Hervé Guibert en 6 livres – Notre sélection

Hervé Guibert (1955-1991) est un écrivain, journaliste et photographe français. Né à Saint-Cloud dans une famille de classe moyenne, il grandit à Paris puis étudie à La Rochelle où il s’implique dans le théâtre. Sa carrière littéraire débute en 1977 avec « La Mort propagande », et il devient critique photographique et culturel au journal Le Monde jusqu’en 1985.

Sa vie privée est marquée par trois relations importantes : Thierry Jouno, qu’il rencontre en 1976 et qui devient l’homme de sa vie, le philosophe Michel Foucault, et Vincent M., un adolescent qui inspire son roman « Fou de Vincent ». En 1989, il épouse Christine, la compagne de Thierry Jouno, dans un mariage d’amour et de raison.

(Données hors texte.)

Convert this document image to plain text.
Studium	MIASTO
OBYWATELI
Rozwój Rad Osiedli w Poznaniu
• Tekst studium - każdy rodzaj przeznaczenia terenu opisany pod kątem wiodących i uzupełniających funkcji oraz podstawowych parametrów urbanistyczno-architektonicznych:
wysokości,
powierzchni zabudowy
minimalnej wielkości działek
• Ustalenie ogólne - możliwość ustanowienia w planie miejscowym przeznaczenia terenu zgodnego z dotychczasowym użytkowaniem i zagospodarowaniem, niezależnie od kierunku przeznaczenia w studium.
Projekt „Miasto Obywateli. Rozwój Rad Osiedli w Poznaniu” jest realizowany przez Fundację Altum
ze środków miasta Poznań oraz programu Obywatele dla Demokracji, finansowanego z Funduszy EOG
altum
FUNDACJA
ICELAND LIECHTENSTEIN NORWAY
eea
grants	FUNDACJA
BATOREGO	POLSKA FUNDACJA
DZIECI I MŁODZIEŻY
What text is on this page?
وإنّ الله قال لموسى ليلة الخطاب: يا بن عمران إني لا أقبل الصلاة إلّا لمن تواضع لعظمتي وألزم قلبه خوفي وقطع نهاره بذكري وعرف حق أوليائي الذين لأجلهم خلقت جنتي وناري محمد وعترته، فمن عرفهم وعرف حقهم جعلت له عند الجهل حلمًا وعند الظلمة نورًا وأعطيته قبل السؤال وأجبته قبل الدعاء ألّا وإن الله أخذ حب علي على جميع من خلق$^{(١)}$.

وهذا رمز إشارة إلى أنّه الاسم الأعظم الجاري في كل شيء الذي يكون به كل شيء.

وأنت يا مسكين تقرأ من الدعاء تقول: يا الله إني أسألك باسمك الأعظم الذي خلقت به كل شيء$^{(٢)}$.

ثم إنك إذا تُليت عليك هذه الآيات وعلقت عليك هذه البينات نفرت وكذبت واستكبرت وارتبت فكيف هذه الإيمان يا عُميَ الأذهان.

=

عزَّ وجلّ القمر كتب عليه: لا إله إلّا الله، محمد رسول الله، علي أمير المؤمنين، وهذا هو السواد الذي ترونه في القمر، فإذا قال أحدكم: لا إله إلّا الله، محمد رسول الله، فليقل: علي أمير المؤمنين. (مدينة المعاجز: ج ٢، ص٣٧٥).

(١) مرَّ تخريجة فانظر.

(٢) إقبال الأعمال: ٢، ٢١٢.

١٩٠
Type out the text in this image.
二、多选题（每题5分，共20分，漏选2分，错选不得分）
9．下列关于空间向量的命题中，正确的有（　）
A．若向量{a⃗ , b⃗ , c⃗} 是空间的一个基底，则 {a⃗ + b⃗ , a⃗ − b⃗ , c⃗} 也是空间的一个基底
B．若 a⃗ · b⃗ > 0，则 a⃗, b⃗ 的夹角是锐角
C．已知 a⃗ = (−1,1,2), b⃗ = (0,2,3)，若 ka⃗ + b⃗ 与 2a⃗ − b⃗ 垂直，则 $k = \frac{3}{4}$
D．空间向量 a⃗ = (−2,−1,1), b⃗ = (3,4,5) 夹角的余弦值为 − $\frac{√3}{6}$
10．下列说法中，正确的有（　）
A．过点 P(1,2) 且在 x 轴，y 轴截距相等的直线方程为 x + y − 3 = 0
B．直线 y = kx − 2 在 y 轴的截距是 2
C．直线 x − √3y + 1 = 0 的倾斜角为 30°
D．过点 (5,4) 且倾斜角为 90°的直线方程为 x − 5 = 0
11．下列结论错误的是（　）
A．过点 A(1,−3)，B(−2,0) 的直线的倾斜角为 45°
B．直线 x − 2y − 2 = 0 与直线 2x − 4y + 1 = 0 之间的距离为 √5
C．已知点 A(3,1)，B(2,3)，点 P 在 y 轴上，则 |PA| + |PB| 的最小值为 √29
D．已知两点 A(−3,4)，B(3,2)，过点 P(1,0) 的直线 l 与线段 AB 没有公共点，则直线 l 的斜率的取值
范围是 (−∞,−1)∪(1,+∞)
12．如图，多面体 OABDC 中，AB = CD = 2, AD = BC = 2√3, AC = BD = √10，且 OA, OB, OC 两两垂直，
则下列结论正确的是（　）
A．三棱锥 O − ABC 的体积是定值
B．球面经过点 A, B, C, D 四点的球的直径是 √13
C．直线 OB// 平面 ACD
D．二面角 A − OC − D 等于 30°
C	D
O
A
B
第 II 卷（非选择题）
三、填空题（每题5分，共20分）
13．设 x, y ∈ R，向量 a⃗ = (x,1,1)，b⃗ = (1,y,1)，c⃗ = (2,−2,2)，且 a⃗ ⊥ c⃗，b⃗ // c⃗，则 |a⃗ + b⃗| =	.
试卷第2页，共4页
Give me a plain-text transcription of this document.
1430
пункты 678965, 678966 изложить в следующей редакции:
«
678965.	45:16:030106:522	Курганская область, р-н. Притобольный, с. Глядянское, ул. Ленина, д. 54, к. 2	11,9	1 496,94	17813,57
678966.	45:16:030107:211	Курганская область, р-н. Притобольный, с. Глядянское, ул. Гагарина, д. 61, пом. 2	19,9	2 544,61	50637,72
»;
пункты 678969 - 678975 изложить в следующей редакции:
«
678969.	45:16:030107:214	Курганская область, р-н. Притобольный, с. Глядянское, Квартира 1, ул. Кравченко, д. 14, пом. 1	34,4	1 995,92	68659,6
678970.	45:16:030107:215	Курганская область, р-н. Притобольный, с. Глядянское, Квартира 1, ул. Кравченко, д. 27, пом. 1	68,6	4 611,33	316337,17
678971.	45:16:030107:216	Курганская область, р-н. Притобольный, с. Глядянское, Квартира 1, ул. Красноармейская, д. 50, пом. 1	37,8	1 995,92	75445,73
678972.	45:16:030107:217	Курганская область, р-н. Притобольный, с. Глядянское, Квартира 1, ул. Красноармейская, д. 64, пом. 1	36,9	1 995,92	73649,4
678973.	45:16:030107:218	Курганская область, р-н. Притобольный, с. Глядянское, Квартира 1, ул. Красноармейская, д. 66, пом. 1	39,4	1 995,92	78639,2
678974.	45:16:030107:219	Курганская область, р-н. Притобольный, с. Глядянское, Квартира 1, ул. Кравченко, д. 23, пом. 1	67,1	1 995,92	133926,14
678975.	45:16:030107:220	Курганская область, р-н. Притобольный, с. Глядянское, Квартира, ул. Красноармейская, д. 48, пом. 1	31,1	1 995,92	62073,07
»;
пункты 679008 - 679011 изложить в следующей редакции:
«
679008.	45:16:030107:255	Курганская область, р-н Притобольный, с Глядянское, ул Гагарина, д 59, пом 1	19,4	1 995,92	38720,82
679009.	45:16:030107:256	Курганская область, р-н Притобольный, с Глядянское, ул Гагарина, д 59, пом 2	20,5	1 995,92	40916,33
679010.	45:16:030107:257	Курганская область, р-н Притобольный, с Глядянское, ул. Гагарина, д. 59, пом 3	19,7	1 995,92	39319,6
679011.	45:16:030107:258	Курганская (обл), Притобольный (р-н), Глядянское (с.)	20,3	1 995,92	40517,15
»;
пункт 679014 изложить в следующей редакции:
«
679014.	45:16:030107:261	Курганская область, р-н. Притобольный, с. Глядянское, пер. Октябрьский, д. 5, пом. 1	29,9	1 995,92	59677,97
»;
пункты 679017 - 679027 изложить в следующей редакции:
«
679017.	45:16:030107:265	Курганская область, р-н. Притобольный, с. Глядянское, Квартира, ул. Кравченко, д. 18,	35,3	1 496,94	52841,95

En 1988, il apprend sa séropositivité. Cette expérience inspire sa célèbre trilogie autobiographique comprenant « À l’ami qui ne m’a pas sauvé la vie » (1990), « Le protocole compassionnel » (1991) et « L’Homme au chapeau rouge » (1993). Son style, marqué par la recherche de simplicité et de dépouillement, évolue sous l’influence d’auteurs comme Thomas Bernhard et Roland Barthes.

Atteint de cytomégalovirus et presque aveugle, il tente de se suicider en décembre 1991 et meurt le 27 décembre à l’hôpital Antoine-Béclère. Son œuvre, qui comprend romans, nouvelles, photographies et textes critiques, constitue un témoignage important sur l’épidémie du sida dans les années 1980. Il est enterré sur l’île d’Elbe, où il avait écrit plusieurs de ses livres.

Voici notre sélection de ses livres majeurs.


1. À l’ami qui ne m’a pas sauvé la vie (roman autobiographique, 1990)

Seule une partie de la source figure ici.